When Assafi was first approached this fall by a peer who knew BB&N students, he didn’t think much before agreeing to tutor a teenager who only knew Spanish in English. Originally from Morocco, Assafi was already fluent in Spanish and had enrolled in the equivalent of an AP-level course.

“My goal is to become a teacher,” he said. “I haven’t really thought about it. I just said yes.

When Assafi met the student soon after, he found that most of their initial conversations would be in Spanish. As he tried to integrate more English into their conversations, Assafi was forced to explain concepts that may seem simple to a fluent speaker but can be confusing to a new learner – how to conjugate the verb “to be” , for example.

After buying an English textbook to guide lessons, Assafi found that it was generating periodic impromptu lessons in areas he didn’t expect his student to need help with.

During a tutoring session several weeks ago, the couple were learning new geography terms and Assafi wanted to teach them how to say “Germany” and “France” in English. But beyond having heard the word “Germany” a few times before, she didn’t know what the country was or where to find it. Some of the animals in the English textbook used by Assafi cannot be found in Honduras. Before he could translate the word “fox” from Spanish to English, he first had to teach his tutor about the red-tailed variety found throughout the northern hemisphere, which never strays not in South America.

But three months of classes after they first met, the couple now speak an equal mix of English and Spanish. As long as she wants to continue working on her English, Assafi said he would teach her.

“You feel like you helped someone and you really feel like you helped change a life,” he said.

David Min, a BB&N senior who founded the organization, said the idea of ​​starting a tutoring service came from his own experience as the son of South Korean immigrants.

“Most of the reasons they came were so their children could have an education. For me, education was something that gave me hope and confidence in my future,” Min said. Seeing the sorry state of the world around him in April 2020, he wanted to make sure other children got the quality of education he could get.

After spreading first by word of mouth and then growing rapidly to help 300 students in the region, the organization needs to pay close attention to the quality of service it provides, said Christian Bateman , junior BB&N and member of the group management.
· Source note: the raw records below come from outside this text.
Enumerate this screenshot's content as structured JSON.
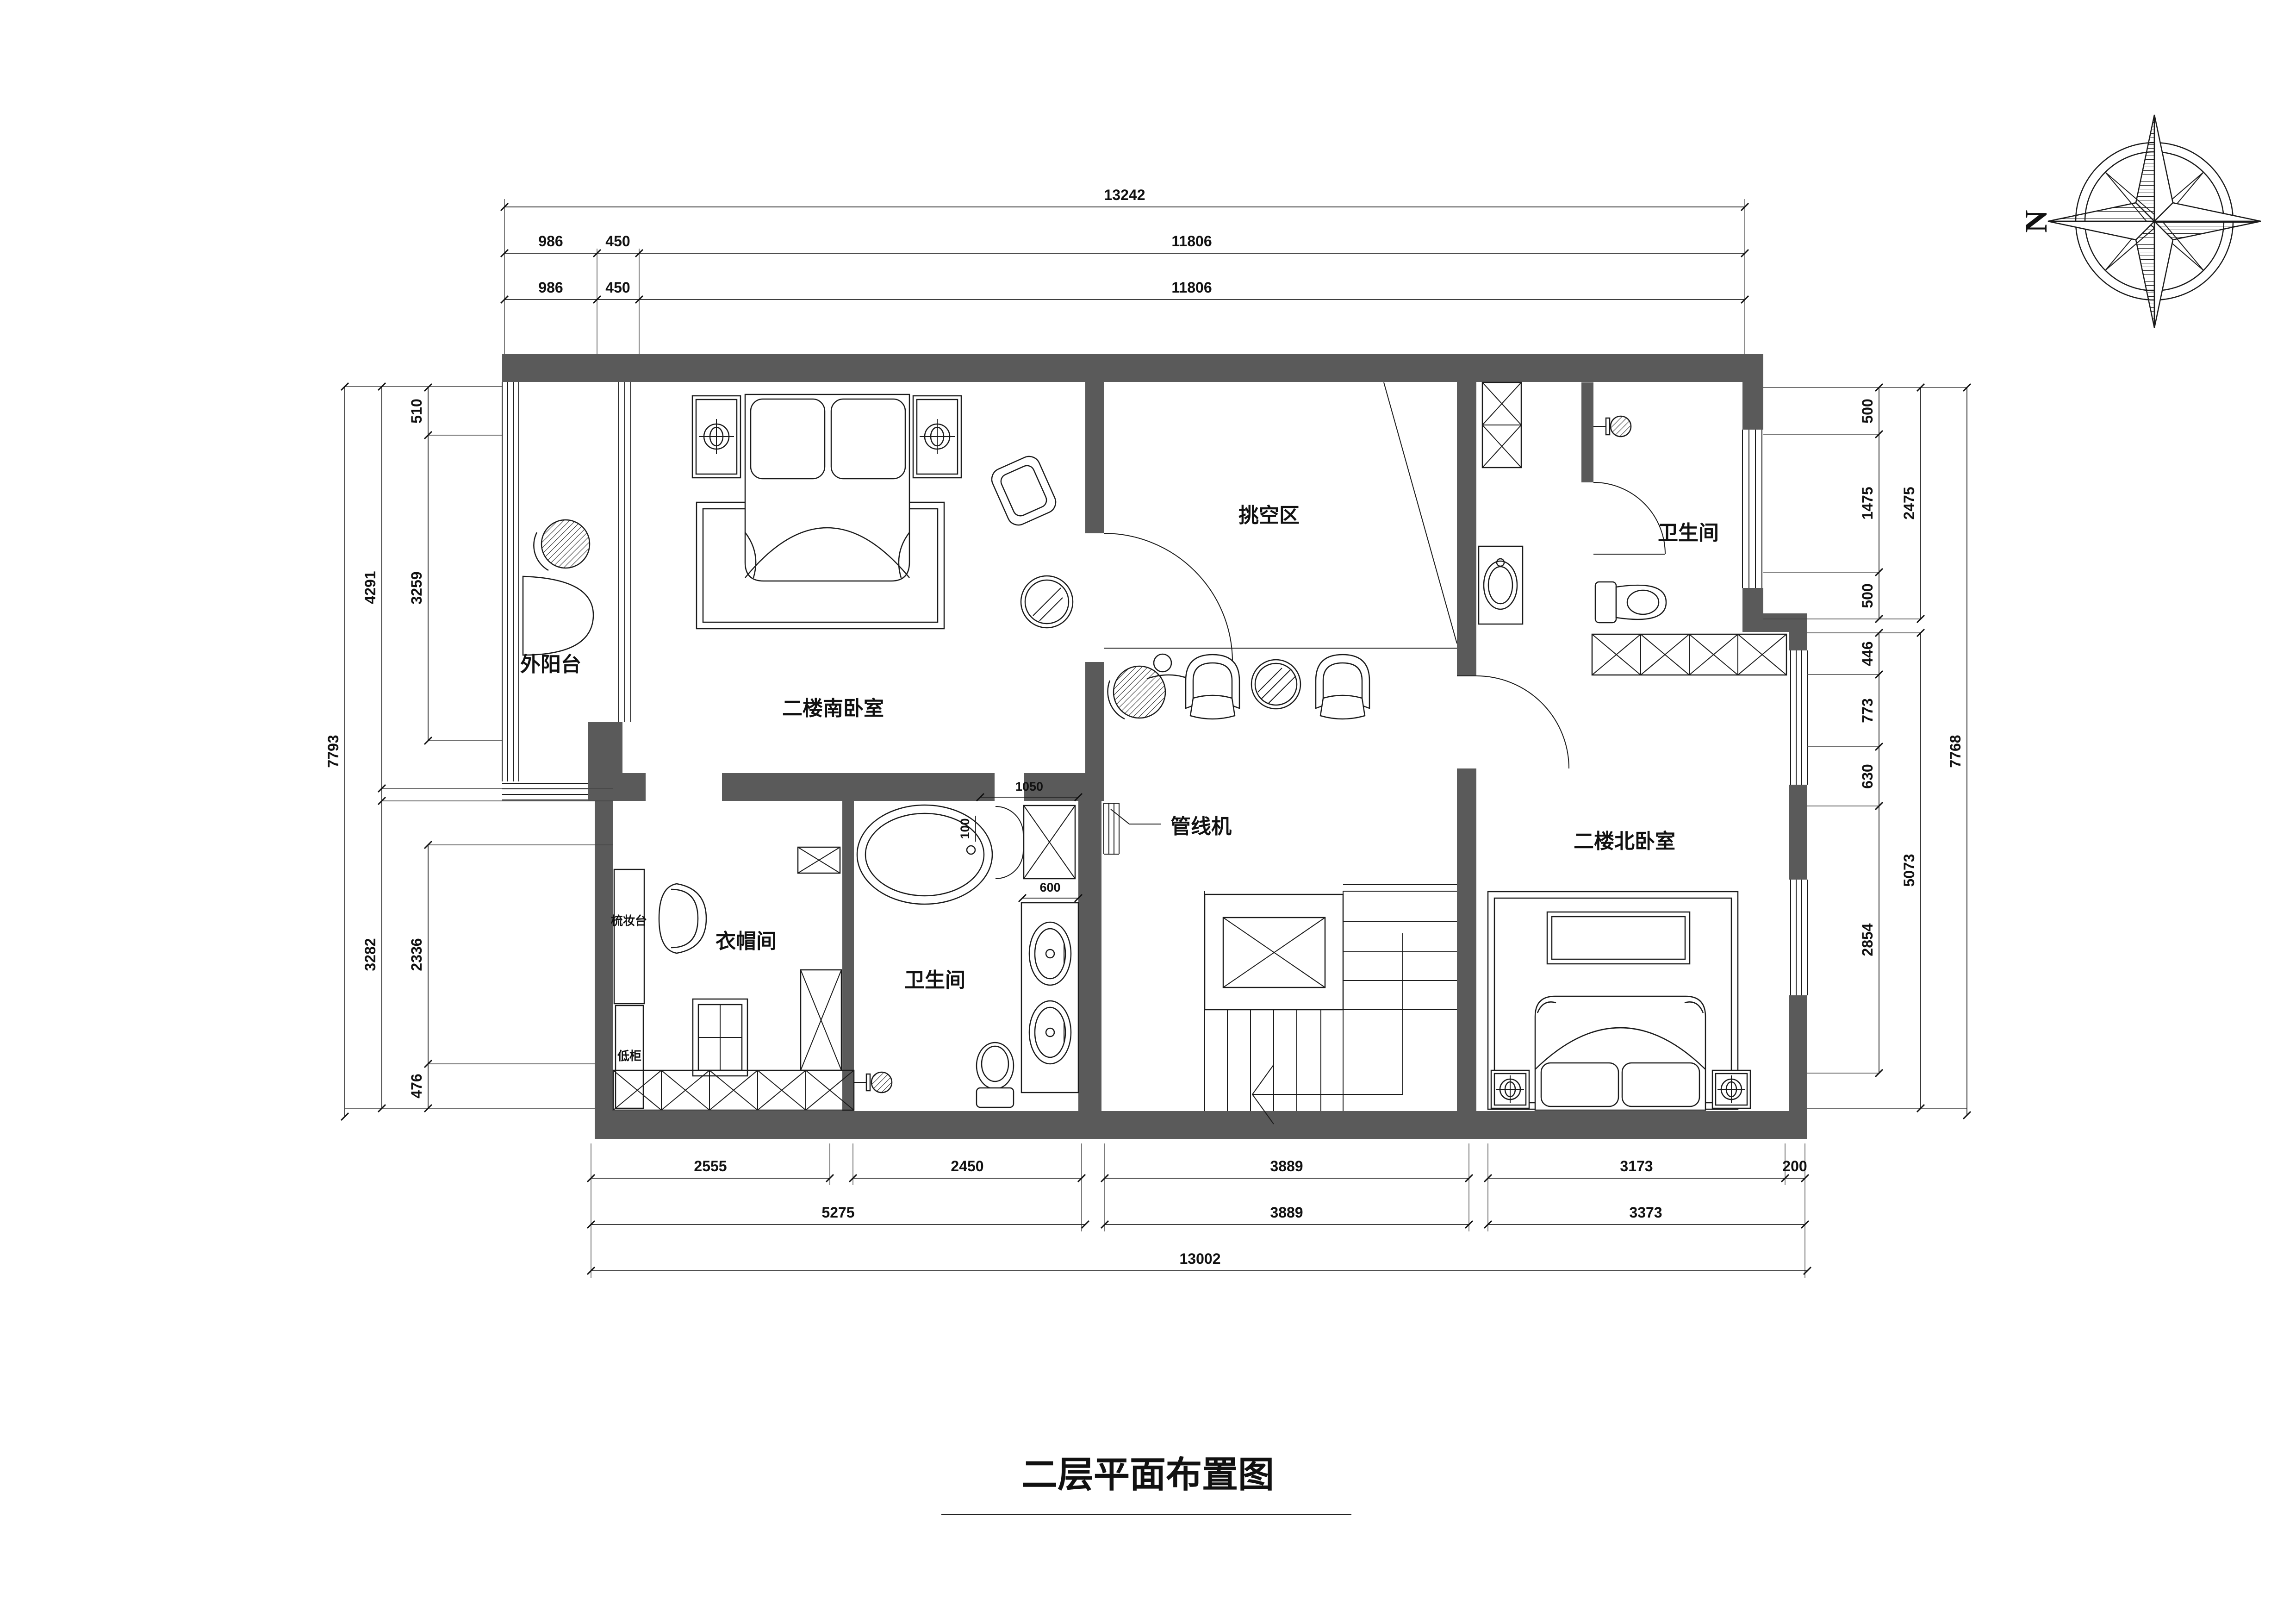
{
  "title": "二层平面布置图",
  "compass": {
    "north_label": "N"
  },
  "colors": {
    "wall": "#5a5a5a",
    "line": "#1b1b1b",
    "background": "#ffffff"
  },
  "rooms": {
    "balcony": "外阳台",
    "south_bedroom": "二楼南卧室",
    "void_area": "挑空区",
    "bathroom_north": "卫生间",
    "bathroom_south": "卫生间",
    "cloakroom": "衣帽间",
    "north_bedroom": "二楼北卧室",
    "dressing_table": "梳妆台",
    "low_cabinet": "低柜"
  },
  "callouts": {
    "pipeline_unit": "管线机"
  },
  "dims": {
    "top": {
      "total": "13242",
      "row2": [
        "986",
        "450",
        "11806"
      ],
      "row3": [
        "986",
        "450",
        "11806"
      ]
    },
    "left": {
      "outer": "7793",
      "mid": [
        "4291",
        "3282"
      ],
      "inner": [
        "510",
        "3259",
        "2336",
        "476"
      ]
    },
    "right": {
      "inner": [
        "500",
        "1475",
        "500",
        "446",
        "773",
        "630",
        "2854"
      ],
      "mid": [
        "2475",
        "5073"
      ],
      "outer": "7768"
    },
    "bottom": {
      "row1": [
        "2555",
        "2450",
        "3889",
        "3173",
        "200"
      ],
      "row2": [
        "5275",
        "3889",
        "3373"
      ],
      "total": "13002"
    },
    "inline": {
      "shower": "1050",
      "vanity": "600",
      "tub": "100"
    }
  }
}
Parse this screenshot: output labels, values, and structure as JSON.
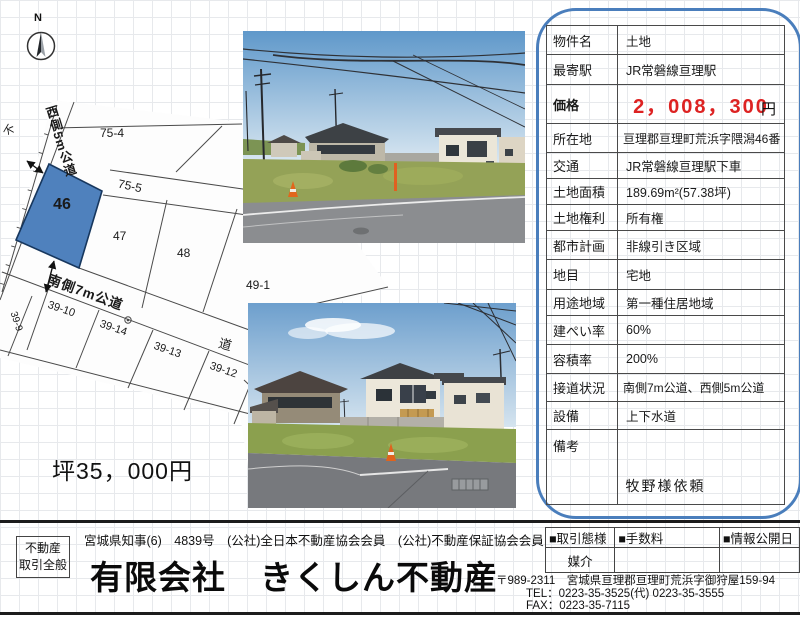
{
  "compass": {
    "north_label": "N"
  },
  "map": {
    "subject_parcel": "46",
    "parcels": {
      "p75_4": "75-4",
      "p75_5": "75-5",
      "p47": "47",
      "p48": "48",
      "p49_1": "49-1",
      "p39_10": "39-10",
      "p39_14": "39-14",
      "p39_13": "39-13",
      "p39_12": "39-12",
      "p39_9": "39-9"
    },
    "labels": {
      "west_road": "西側5m公道",
      "south_road": "南側7m公道",
      "road": "道",
      "edge_char": "不"
    },
    "colors": {
      "subject_fill": "#4f81bd",
      "subject_stroke": "#17375e"
    },
    "tsubo_price": "坪35，000円"
  },
  "info_table": {
    "price_color": "#dd2222",
    "rows": [
      {
        "label": "物件名",
        "value": "土地"
      },
      {
        "label": "最寄駅",
        "value": "JR常磐線亘理駅"
      },
      {
        "label": "価格",
        "value": "2，008，300",
        "unit": "円"
      },
      {
        "label": "所在地",
        "value": "亘理郡亘理町荒浜字隈潟46番"
      },
      {
        "label": "交通",
        "value": "JR常磐線亘理駅下車"
      },
      {
        "label": "土地面積",
        "value": "189.69m²(57.38坪)"
      },
      {
        "label": "土地権利",
        "value": "所有権"
      },
      {
        "label": "都市計画",
        "value": "非線引き区域"
      },
      {
        "label": "地目",
        "value": "宅地"
      },
      {
        "label": "用途地域",
        "value": "第一種住居地域"
      },
      {
        "label": "建ぺい率",
        "value": "60%"
      },
      {
        "label": "容積率",
        "value": "200%"
      },
      {
        "label": "接道状況",
        "value": "南側7m公道、西側5m公道"
      },
      {
        "label": "設備",
        "value": "上下水道"
      },
      {
        "label": "備考",
        "value": "",
        "note": "牧野様依頼"
      }
    ]
  },
  "footer": {
    "license_badge_line1": "不動産",
    "license_badge_line2": "取引全般",
    "license_text": "宮城県知事(6)　4839号　(公社)全日本不動産協会会員　(公社)不動産保証協会会員",
    "company_name": "有限会社　きくしん不動産",
    "deal_table": {
      "headers": [
        "■取引態様",
        "■手数料",
        "■情報公開日"
      ],
      "row": [
        "媒介",
        "",
        ""
      ]
    },
    "address": "〒989-2311　宮城県亘理郡亘理町荒浜字御狩屋159-94",
    "tel": "TEL：0223-35-3525(代) 0223-35-3555",
    "fax": "FAX：0223-35-7115"
  }
}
“We don’t just pick a random high school kid and throw them in with their tutorial,” he said. “We are trying to see, are the tutors effective? Are they competent in their subject? We ask them about the skills they feel comfortable teaching. Not only do I feel like we are a widely available service, but I feel like our quality is very good.

But the goal was not just to teach English, math or science. It was also about providing a supportive link to other children during remote learning at the start of the pandemic and the continued isolation that followed even as students returned to the classroom.

“We try to really emphasize the emotional side of tutoring, the relationship side,” Min said. “It’s not just about a tutor and a tutee. He is also a mentor and a mentee. Our mission was twofold: to provide both academic support and emotional support. »

Running a nonprofit while dealing with the normal hardships of high school has taken a toll on Graham Bateman, but he believes the hard work has paid off.

“At the end of the day, if I have to stay up a little later to impact the community and do what I love, I think it’s definitely worth it,” he said.